In that case, SEC v. CR Intrinsic Investors, LLC, the SEC alleges that a group of hedge funds and their managers made $276 million in illicit profits by improperly trading on insider information about pharmaceutical clinical trial results. One of the defendants, a medical consultant for an “expert network” firm who allegedly provided the inside information on which the trades were based, entered into a settlement with the SEC and a non-prosecution agreement with the Department of Justice. The case against the portfolio manager who allegedly made the trades, and the investment adviser with whom he was affiliated, is ongoing.

Last week, the SEC filed yet another insider trading complaint, this time against ten individuals who made stock trades in advance of four merger and acquisition transactions. In SEC v. Femenia, the SEC claims to have identified a “massive, serial insider trading scheme obtaining at least $11 million in illicit trading profits” centered around a former investment banker who misappropriated the information and “tipped” his personal friends about the upcoming deals.
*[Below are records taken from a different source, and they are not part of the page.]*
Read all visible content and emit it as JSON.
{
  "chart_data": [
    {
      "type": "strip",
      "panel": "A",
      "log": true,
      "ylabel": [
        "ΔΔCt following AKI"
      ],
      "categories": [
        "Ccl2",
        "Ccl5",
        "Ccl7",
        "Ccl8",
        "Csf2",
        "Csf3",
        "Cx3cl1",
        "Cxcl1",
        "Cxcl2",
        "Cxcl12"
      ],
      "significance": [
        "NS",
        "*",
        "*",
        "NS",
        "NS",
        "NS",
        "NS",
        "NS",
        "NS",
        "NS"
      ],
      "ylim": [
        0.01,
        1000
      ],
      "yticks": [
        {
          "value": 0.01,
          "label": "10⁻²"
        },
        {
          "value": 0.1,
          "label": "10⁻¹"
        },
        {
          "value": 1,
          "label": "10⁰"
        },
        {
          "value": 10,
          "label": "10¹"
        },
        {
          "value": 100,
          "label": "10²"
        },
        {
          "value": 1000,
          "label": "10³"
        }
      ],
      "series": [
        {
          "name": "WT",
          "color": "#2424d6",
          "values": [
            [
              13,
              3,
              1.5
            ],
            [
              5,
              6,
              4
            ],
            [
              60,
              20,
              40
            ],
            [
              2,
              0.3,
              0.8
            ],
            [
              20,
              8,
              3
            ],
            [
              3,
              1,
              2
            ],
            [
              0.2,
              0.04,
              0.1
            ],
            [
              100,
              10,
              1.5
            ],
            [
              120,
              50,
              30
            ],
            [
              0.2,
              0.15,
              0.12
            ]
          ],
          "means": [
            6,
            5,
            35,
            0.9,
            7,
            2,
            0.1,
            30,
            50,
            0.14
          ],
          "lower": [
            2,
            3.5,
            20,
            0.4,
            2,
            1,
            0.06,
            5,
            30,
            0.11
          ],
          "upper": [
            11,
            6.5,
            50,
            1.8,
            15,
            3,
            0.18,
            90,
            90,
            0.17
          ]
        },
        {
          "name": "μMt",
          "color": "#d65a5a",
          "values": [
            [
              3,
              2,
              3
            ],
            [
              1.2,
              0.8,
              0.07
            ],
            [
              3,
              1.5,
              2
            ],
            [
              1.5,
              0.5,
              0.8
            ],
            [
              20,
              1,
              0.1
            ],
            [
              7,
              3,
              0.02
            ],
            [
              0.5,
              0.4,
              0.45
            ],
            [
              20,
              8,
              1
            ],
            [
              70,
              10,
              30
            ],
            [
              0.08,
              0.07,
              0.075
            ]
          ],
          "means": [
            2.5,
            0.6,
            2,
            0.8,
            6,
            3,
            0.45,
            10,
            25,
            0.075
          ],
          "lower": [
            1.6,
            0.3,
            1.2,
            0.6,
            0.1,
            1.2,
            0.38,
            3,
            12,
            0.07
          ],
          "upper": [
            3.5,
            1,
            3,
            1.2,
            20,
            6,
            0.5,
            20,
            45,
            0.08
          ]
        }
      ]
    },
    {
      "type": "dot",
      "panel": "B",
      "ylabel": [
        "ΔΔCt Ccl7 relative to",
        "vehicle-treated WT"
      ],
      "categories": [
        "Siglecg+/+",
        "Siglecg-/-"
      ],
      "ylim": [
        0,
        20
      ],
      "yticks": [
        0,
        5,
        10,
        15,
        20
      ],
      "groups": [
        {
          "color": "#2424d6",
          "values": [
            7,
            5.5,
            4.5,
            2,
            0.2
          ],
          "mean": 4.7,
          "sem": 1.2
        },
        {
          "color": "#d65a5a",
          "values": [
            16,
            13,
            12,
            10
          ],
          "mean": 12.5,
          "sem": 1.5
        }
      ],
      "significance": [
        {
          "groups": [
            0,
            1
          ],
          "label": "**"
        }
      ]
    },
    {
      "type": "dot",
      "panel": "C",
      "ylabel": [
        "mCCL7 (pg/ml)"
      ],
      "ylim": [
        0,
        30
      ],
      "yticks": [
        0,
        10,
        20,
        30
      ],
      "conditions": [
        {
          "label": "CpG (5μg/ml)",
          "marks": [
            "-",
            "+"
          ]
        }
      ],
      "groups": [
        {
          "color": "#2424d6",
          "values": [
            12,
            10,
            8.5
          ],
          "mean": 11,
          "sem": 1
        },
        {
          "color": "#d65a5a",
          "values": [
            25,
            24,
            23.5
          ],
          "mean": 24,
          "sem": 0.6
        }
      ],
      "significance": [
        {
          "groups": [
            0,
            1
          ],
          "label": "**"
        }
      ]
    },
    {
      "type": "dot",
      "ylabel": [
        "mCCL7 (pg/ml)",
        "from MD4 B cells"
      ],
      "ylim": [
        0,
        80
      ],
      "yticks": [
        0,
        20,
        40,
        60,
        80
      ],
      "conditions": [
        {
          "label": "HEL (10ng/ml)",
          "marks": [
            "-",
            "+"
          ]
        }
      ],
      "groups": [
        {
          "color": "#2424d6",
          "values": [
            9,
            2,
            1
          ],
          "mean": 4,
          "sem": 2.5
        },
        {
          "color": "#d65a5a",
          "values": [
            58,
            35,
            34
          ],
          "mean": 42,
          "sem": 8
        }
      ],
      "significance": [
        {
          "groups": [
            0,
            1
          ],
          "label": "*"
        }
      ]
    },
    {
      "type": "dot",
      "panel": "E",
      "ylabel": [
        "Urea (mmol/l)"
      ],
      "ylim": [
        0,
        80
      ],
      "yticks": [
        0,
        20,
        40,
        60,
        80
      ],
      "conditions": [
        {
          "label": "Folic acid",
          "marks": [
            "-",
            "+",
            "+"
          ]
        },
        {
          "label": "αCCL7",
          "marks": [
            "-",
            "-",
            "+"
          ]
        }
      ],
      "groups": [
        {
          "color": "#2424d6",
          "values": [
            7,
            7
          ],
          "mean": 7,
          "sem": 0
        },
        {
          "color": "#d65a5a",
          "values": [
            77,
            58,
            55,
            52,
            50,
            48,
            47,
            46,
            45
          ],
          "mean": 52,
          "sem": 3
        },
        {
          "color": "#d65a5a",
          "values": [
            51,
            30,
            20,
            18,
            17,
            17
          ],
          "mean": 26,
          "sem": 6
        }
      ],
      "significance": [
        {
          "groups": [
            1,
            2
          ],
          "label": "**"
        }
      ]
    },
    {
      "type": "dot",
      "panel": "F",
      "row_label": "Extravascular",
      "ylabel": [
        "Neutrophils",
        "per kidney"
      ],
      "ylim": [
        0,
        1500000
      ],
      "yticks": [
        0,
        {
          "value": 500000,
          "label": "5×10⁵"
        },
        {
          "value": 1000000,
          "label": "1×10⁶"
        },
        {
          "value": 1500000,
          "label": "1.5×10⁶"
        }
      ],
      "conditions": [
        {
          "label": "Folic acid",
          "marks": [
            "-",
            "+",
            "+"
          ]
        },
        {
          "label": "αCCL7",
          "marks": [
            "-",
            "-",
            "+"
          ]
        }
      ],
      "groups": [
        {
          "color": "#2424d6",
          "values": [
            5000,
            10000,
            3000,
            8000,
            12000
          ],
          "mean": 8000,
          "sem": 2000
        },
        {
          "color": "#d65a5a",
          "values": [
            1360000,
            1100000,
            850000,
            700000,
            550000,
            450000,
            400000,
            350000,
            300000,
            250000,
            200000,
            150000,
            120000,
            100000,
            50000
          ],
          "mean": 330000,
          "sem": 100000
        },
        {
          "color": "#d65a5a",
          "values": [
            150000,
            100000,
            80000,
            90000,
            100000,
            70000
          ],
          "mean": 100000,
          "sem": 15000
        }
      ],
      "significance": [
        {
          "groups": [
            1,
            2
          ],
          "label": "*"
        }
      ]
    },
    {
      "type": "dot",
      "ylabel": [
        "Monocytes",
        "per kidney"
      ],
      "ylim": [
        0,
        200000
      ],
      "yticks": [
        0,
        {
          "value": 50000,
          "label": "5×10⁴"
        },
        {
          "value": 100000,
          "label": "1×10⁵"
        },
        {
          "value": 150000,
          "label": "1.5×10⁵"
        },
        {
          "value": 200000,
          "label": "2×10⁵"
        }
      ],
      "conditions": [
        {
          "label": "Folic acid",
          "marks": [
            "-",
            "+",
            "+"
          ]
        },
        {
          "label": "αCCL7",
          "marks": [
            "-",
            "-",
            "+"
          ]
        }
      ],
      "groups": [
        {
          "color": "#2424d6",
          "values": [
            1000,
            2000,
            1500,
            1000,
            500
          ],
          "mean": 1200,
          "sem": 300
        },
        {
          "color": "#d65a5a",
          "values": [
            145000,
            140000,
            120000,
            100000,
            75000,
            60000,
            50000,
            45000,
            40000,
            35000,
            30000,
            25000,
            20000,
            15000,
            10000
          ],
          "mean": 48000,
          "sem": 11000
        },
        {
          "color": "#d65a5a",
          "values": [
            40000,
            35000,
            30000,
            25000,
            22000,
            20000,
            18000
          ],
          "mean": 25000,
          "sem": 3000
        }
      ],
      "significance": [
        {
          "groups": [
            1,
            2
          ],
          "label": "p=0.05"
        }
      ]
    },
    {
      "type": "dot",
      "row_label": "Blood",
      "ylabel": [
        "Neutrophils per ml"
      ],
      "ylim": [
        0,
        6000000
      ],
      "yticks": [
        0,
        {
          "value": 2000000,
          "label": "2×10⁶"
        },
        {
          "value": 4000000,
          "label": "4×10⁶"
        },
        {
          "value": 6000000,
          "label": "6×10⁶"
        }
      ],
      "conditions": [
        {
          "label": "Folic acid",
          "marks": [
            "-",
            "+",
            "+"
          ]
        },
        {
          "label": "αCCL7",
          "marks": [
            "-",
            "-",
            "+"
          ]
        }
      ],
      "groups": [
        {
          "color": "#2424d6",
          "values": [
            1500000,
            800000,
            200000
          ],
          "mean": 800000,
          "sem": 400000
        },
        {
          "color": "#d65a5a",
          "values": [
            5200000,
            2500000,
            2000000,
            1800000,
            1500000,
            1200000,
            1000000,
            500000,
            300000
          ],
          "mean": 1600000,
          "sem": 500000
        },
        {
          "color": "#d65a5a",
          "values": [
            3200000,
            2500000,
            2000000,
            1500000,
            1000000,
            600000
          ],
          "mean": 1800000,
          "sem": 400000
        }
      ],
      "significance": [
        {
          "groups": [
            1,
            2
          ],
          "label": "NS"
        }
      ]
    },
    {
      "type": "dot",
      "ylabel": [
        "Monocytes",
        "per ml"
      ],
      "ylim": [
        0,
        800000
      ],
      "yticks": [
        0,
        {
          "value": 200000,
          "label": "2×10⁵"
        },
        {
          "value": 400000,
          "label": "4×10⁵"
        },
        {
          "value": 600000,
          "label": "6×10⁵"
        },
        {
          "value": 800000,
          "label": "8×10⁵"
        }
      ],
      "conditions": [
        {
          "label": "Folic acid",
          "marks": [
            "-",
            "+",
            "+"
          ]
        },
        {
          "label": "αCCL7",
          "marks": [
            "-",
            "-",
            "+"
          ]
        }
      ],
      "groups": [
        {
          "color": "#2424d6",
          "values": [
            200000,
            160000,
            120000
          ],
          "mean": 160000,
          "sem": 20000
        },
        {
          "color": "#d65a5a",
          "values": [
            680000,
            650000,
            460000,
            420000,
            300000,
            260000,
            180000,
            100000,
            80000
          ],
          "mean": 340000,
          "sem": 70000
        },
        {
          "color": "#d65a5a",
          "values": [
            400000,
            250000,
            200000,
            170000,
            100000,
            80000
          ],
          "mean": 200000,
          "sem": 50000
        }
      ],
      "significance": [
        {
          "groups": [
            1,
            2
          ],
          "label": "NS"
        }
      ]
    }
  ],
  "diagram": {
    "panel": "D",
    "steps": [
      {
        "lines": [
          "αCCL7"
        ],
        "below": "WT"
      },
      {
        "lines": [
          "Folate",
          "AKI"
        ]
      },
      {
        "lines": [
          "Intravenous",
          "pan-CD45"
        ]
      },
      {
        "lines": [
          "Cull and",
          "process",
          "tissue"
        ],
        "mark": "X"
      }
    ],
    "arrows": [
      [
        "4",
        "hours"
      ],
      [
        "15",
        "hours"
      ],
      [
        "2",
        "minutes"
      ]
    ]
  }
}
According to the SEC, those personal friends (who are also defendants in the case) traded on the information and paid a portion of their profits to the investment banker. In some instances, the information was even “tipped” a second time to friends and family members of the original “tippee.”
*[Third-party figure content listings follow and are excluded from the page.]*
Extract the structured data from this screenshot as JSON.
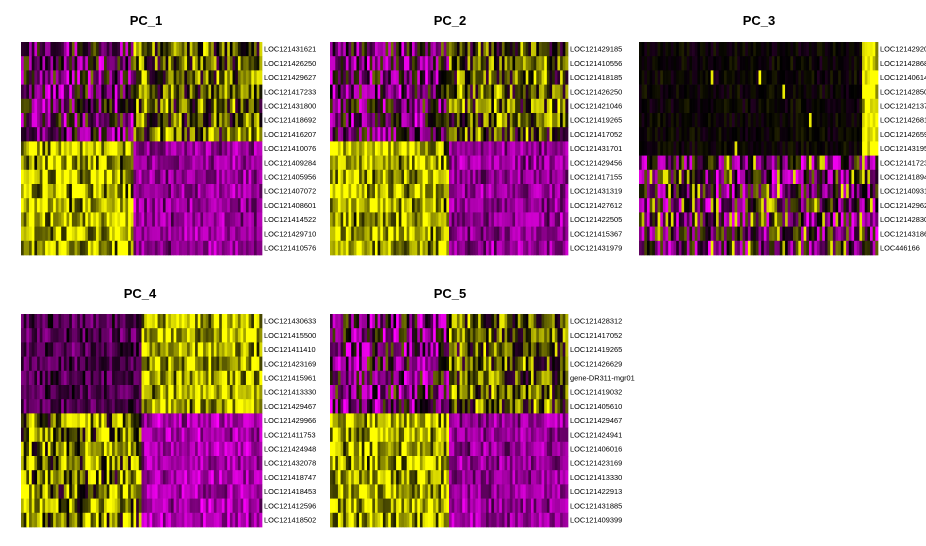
{
  "chart_data": [
    {
      "type": "heatmap",
      "title": "PC_1",
      "palette": [
        "#ff00ff",
        "#000000",
        "#ffff00"
      ],
      "genes": [
        "LOC121431621",
        "LOC121426250",
        "LOC121429627",
        "LOC121417233",
        "LOC121431800",
        "LOC121418692",
        "LOC121416207",
        "LOC121410076",
        "LOC121409284",
        "LOC121405956",
        "LOC121407072",
        "LOC121408601",
        "LOC121414522",
        "LOC121429710",
        "LOC121410576"
      ],
      "high_genes": 7,
      "split": 0.47
    },
    {
      "type": "heatmap",
      "title": "PC_2",
      "palette": [
        "#ff00ff",
        "#000000",
        "#ffff00"
      ],
      "genes": [
        "LOC121429185",
        "LOC121410556",
        "LOC121418185",
        "LOC121426250",
        "LOC121421046",
        "LOC121419265",
        "LOC121417052",
        "LOC121431701",
        "LOC121429456",
        "LOC121417155",
        "LOC121431319",
        "LOC121427612",
        "LOC121422505",
        "LOC121415367",
        "LOC121431979"
      ],
      "high_genes": 7,
      "split": 0.5
    },
    {
      "type": "heatmap",
      "title": "PC_3",
      "palette": [
        "#ff00ff",
        "#000000",
        "#ffff00"
      ],
      "genes": [
        "LOC121429208",
        "LOC121428683",
        "LOC121406143",
        "LOC121428504",
        "LOC121421373",
        "LOC121426818",
        "LOC121426599",
        "LOC121431953",
        "LOC121417232",
        "LOC121418941",
        "LOC121409310",
        "LOC121429628",
        "LOC121428309",
        "LOC121431861",
        "LOC446166"
      ],
      "high_genes": 8,
      "split": 0.93
    },
    {
      "type": "heatmap",
      "title": "PC_4",
      "palette": [
        "#ff00ff",
        "#000000",
        "#ffff00"
      ],
      "genes": [
        "LOC121430633",
        "LOC121415500",
        "LOC121411410",
        "LOC121423169",
        "LOC121415961",
        "LOC121413330",
        "LOC121429467",
        "LOC121429966",
        "LOC121411753",
        "LOC121424948",
        "LOC121432078",
        "LOC121418747",
        "LOC121418453",
        "LOC121412596",
        "LOC121418502"
      ],
      "high_genes": 7,
      "split": 0.5
    },
    {
      "type": "heatmap",
      "title": "PC_5",
      "palette": [
        "#ff00ff",
        "#000000",
        "#ffff00"
      ],
      "genes": [
        "LOC121428312",
        "LOC121417052",
        "LOC121419265",
        "LOC121426629",
        "gene-DR311-mgr01",
        "LOC121419032",
        "LOC121405610",
        "LOC121429467",
        "LOC121424941",
        "LOC121406016",
        "LOC121423169",
        "LOC121413330",
        "LOC121422913",
        "LOC121431885",
        "LOC121409399"
      ],
      "high_genes": 7,
      "split": 0.5
    }
  ]
}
According to the SEC’s statistics, it has brought 58 enforcement actions for insider trading in 2012, the second-highest total in the last ten years and the most in any year since 2008.  Those numbers confirm that the SEC really is “here to stay” on insider trading.
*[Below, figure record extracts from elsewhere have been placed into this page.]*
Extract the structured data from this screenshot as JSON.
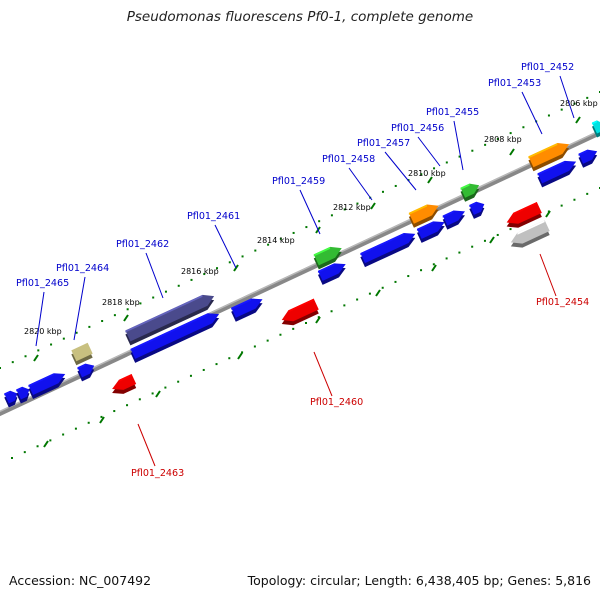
{
  "title": "Pseudomonas fluorescens Pf0-1, complete genome",
  "footer": {
    "accession": "Accession: NC_007492",
    "stats": "Topology: circular; Length: 6,438,405 bp; Genes: 5,816"
  },
  "ticks": [
    "2806 kbp",
    "2808 kbp",
    "2810 kbp",
    "2812 kbp",
    "2814 kbp",
    "2816 kbp",
    "2818 kbp",
    "2820 kbp"
  ],
  "genes": [
    {
      "label": "Pfl01_2452",
      "color": "#00e0e0",
      "strand": "forward"
    },
    {
      "label": "Pfl01_2453",
      "color": "#ff8c00",
      "strand": "forward"
    },
    {
      "label": "Pfl01_2454",
      "color": "#c0c0c0",
      "strand": "reverse"
    },
    {
      "label": "Pfl01_2455",
      "color": "#33bb33",
      "strand": "forward"
    },
    {
      "label": "Pfl01_2456",
      "color": "#ff8c00",
      "strand": "forward"
    },
    {
      "label": "Pfl01_2457",
      "color": "#0000ee",
      "strand": "forward"
    },
    {
      "label": "Pfl01_2458",
      "color": "#0000ee",
      "strand": "forward"
    },
    {
      "label": "Pfl01_2459",
      "color": "#33bb33",
      "strand": "forward"
    },
    {
      "label": "Pfl01_2460",
      "color": "#ee0000",
      "strand": "reverse"
    },
    {
      "label": "Pfl01_2461",
      "color": "#0000ee",
      "strand": "forward"
    },
    {
      "label": "Pfl01_2462",
      "color": "#4a4a8c",
      "strand": "forward"
    },
    {
      "label": "Pfl01_2463",
      "color": "#ee0000",
      "strand": "reverse"
    },
    {
      "label": "Pfl01_2464",
      "color": "#c8c080",
      "strand": "forward"
    },
    {
      "label": "Pfl01_2465",
      "color": "#0000ee",
      "strand": "forward"
    }
  ],
  "colors": {
    "backbone": "#888888",
    "tick": "#007700",
    "forward_label": "#0000cc",
    "reverse_label": "#cc0000"
  }
}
SEC Commissioner Schapiro to Step Down After Four Tough Years

Wall Street

The SEC announced last week that Commission chairman Mary L. Schapiro will end her tenure later this month. Previously an SEC commissioner from 1988 to 1994, Ms. Schapiro was appointed chairman by President Obama in January of 2009, in the wake of the financial crisis. She is the first woman to have held the chairman position full-time, and is also among the longest-serving commissioners in SEC history.

Ms. Schapiro’s four-year legacy is one of enforcement, and in each of the past two years the agency has brought more enforcement actions than ever before, including 735 enforcement actions in fiscal year 2011 and 734 actions in fiscal year 2012. One resulting victory was the SEC’s $550 million penalty against Goldman Sachs, the largest in SEC history, to settle claims related to Goldman’s involvement in the subprime mortgage meltdown. (Critics of Ms. Shapiro have downplayed the verdict, noting that no senior executives were singled out in the suit and that the penalty, while large, constituted only two weeks of Goldman’s earnings.) All told, Ms. Schapiro presided over the return of $6 billion to investors during her tenure.

Driven by tougher requirements of the Dodd-Frank Act, Ms. Schapiro also presided over one of the SEC’s busiest rulemaking periods in decades. In particular, she worked to pass a new rule creating a computerized monitoring system called the consolidated audit trail, or CAT, that will give the Commission unprecedented abilities to track trading activity. She also worked to streamline what many saw as an unnecessary bureaucracy, most notably eliminating a policy of her predecessor that required enforcement attorneys seek approval of the five member commission before opening any new inquiry.

Upon announcement of Ms. Schapiro’s resignation, President Obama immediately promoted current Commissioner Elisse B. Walter as her replacement. It remains to be seen whether Ms. Walter’s appointment will be on a permanent basis.